Eucharistic Revival Part II: Hold Nothing Back From Christ

08-27-2023Weekly ReflectionBishop Emeritus Thomas J. Olmsted’s Apostolic Exhortation

27. On the sacred day of Holy Thursday, Jesus’ last night with His disciples, He knew that soon He would return to His Father, but He also knew how much they will need His presence, one that “The Imitation of Christ” eloquently describes as consoling and strengthening: “When Jesus is near, all is well and nothing seems difficult. When He is absent all is hard. When Jesus does not speak within, all other comfort is empty, but if He says only a word, it brings great consolation” (Book II Chapter 8). In a certain sense, we can say that here Jesus faces a dilemma. On the one hand, He desires to return to His Father and on the other hand, He desires to remain with His disciples.

God’s love always finds an ingenious solution to such dilemma. Jesus returns to His Father, but by instituting the Sacrament of the Eucharist, at the same time He remains with His disciples, to accompany them in the challenges, difficulties, and suffering that they will face as they take on the mission of preaching the Good News.

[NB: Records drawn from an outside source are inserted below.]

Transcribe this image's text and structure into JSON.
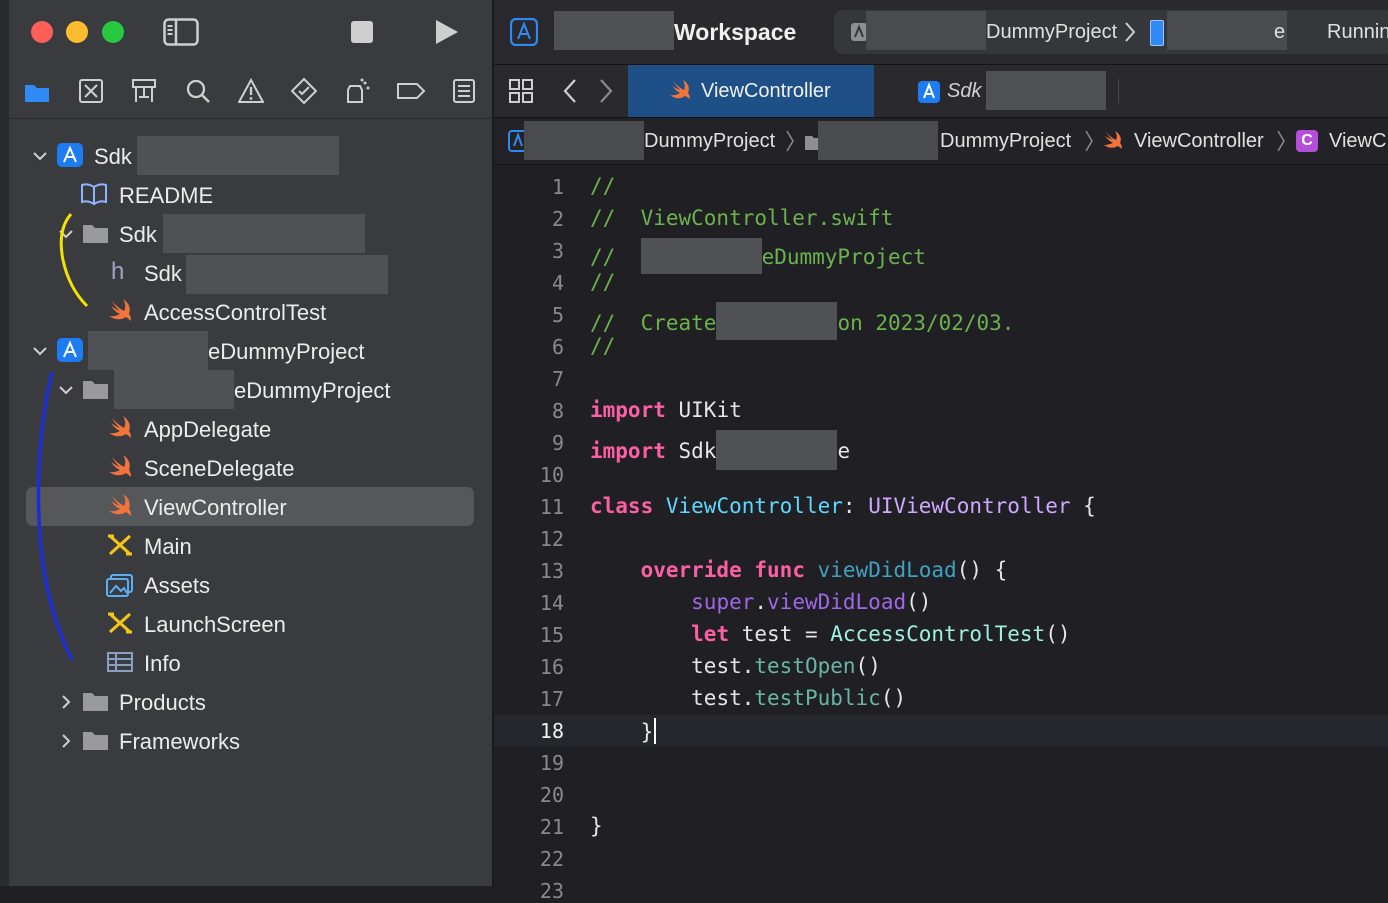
{
  "workspace": {
    "title": "Workspace",
    "scheme_project": "DummyProject",
    "device": "e",
    "status": "Runnin"
  },
  "navigator_tools": [
    "folder-icon",
    "source-control-icon",
    "symbol-icon",
    "search-icon",
    "warning-icon",
    "test-icon",
    "debug-icon",
    "breakpoint-icon",
    "report-icon"
  ],
  "tree": {
    "sdk_project_label": "Sdk",
    "readme": "README",
    "sdk_folder_label": "Sdk",
    "sdk_header_label": "Sdk",
    "access_control_test": "AccessControlTest",
    "dummy_project": "eDummyProject",
    "dummy_folder": "eDummyProject",
    "app_delegate": "AppDelegate",
    "scene_delegate": "SceneDelegate",
    "view_controller": "ViewController",
    "main": "Main",
    "assets": "Assets",
    "launch_screen": "LaunchScreen",
    "info": "Info",
    "products": "Products",
    "frameworks": "Frameworks"
  },
  "tabs": {
    "active": "ViewController",
    "second": "Sdk"
  },
  "jumpbar": {
    "project": "DummyProject",
    "folder": "DummyProject",
    "file": "ViewController",
    "symbol": "ViewC"
  },
  "code": {
    "line_numbers": [
      "1",
      "2",
      "3",
      "4",
      "5",
      "6",
      "7",
      "8",
      "9",
      "10",
      "11",
      "12",
      "13",
      "14",
      "15",
      "16",
      "17",
      "18",
      "19",
      "20",
      "21",
      "22",
      "23"
    ],
    "l1": "//",
    "l2": "//  ViewController.swift",
    "l3a": "//  ",
    "l3b": "eDummyProject",
    "l4": "//",
    "l5a": "//  Create",
    "l5b": "on 2023/02/03.",
    "l6": "//",
    "import": "import",
    "uikit": "UIKit",
    "sdk": "Sdk",
    "sdk_end": "e",
    "class": "class",
    "vc": "ViewController",
    "colon": ":",
    "uivc": "UIViewController",
    "brace_open": "{",
    "override": "override",
    "func": "func",
    "vdl": "viewDidLoad",
    "parens_brace": "() {",
    "super": "super",
    "dot": ".",
    "vdl2": "viewDidLoad",
    "parens": "()",
    "let": "let",
    "test_eq": "test =",
    "act": "AccessControlTest",
    "test": "test",
    "test_open": "testOpen",
    "test_public": "testPublic",
    "close_brace": "}"
  },
  "colors": {
    "accent": "#0a84ff",
    "swift": "#f0743c",
    "selection": "#56575a"
  }
}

Through the Eucharist, Jesus gives the greatest gift of Himself to His disciples and to us. Indeed, the Eucharist is truly the sacrament of Christ’s love!

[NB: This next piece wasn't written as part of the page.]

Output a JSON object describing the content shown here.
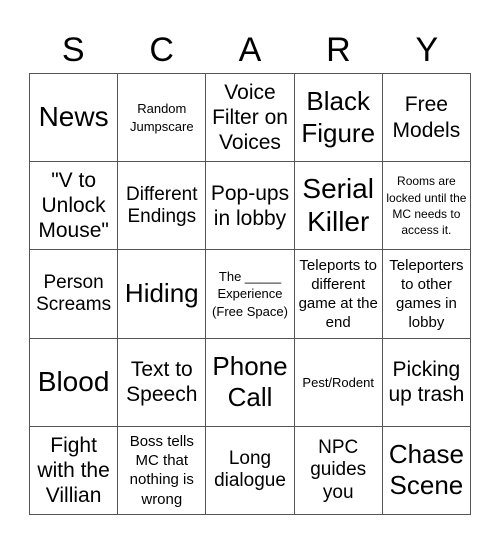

28. God’s love for us did not stop at the Incarnation. He did not just become one of us and share our life from conception to death and redeem us through His suffering, Death and Resurrection. His self-giving love went beyond by becoming our very nourishment. The Eucharist reveals how much Jesus loves us. Saint John Vianney, the patron saint of priests, expresses eloquently God’s extreme love for us in the Eucharist: “Never would we have thought of asking God to give us His own Son. But what man could not have even imagined, God has done. What man could not say or think, and what he could not have dared to desire, God, in His love has said it, planned it and carried His design into execution. We would never have dared to say to God to have His Son die for us, to give us His Body to eat, His Blood to drink… In other words, what man could not even conceive, God has executed. He went further in His designs of love than we could have dreamed” (The Eucharist Meditation of the Cure’ D’Ars, Meditation I).

29. How do we, then, respond to the Lord’s gift of Himself in the Holy Eucharist? Do we really desire Him? Are we anxious to meet Him? Do we desire to encounter Him, become one with Him and receive the gifts He offers us through the Eucharist?

Taken from, Veneremur Cermui-Down in Adoration Falling, Bishop Emeritus Thomas J. Olmsted’s Apostolic Exhortation.